Quem de nós haverá de saber o que foi feito da chama ardente de vida de cada um de nossos mortos desses primeiros oito meses de 2014? Estará flamejando no mistério, do qual, pobres de nós, pouco sabemos?

E, nós, como ficamos? O que faremos com o pé tão próximo do abismo? A avidez insaciável da morte parece estar nos atraindo como um imã traiçoeiro. Vejam os olhos líquidos de muitos dos que falaram à tevê nas horas em que se seguiram à notícia da tragédia que engoliu Eduardo Campos. O mais gélido dos políticos haverá de ter sentido na medula o sopro da dama de negro. O mais desatento dos humanos, o mais alienado de nós, terá sentido hoje a mão pesada e angustiante da mortalidade. 

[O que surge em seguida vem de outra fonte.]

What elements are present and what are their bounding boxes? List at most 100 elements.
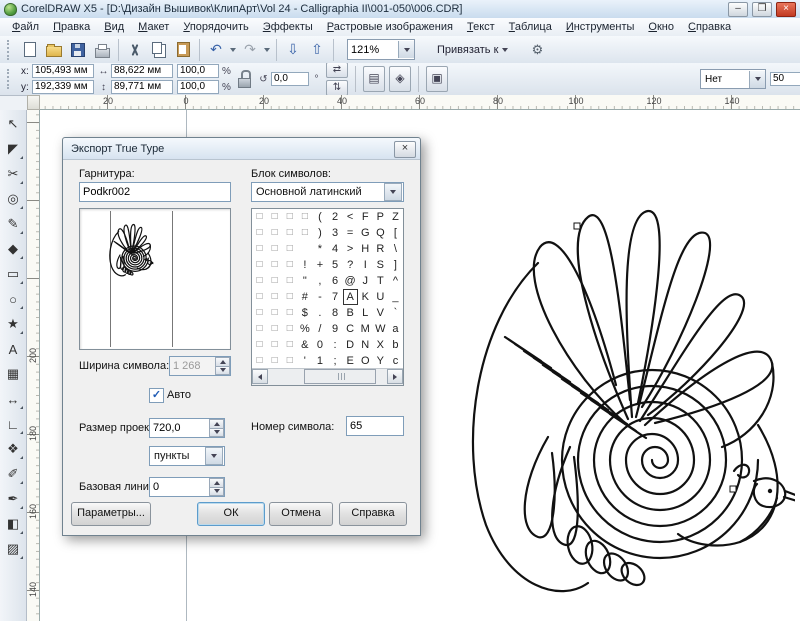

Houve os cínicos, os semi-humanos (ou seria melhor, os exo-humanos?) que, meia hora depois, postavam na rede gracinhas de extremo mau gosto, de desrespeitoso trato com a condição humana, como a da presidente Dilma Rousseff anunciando que teria sido responsável pela morte de Eduardo Campos e repetiria a dose com os demais candidatos. De que matéria são feitos esses internautas? Temo que estejamos convivendo graciosamente com eles, como se fossem iguais a nós, os que teimamos em honrar, minimamente, a nossa existência sobre a Terra. 

Eu, que não nomeio o mistério, tenho fortes evidências de que todos deles — García, Ubaldo, Lelé, Suassuna, Williams, Eduardo Campos — deixaram entre nós marcas que dão um sentido ao sem sentido do viver.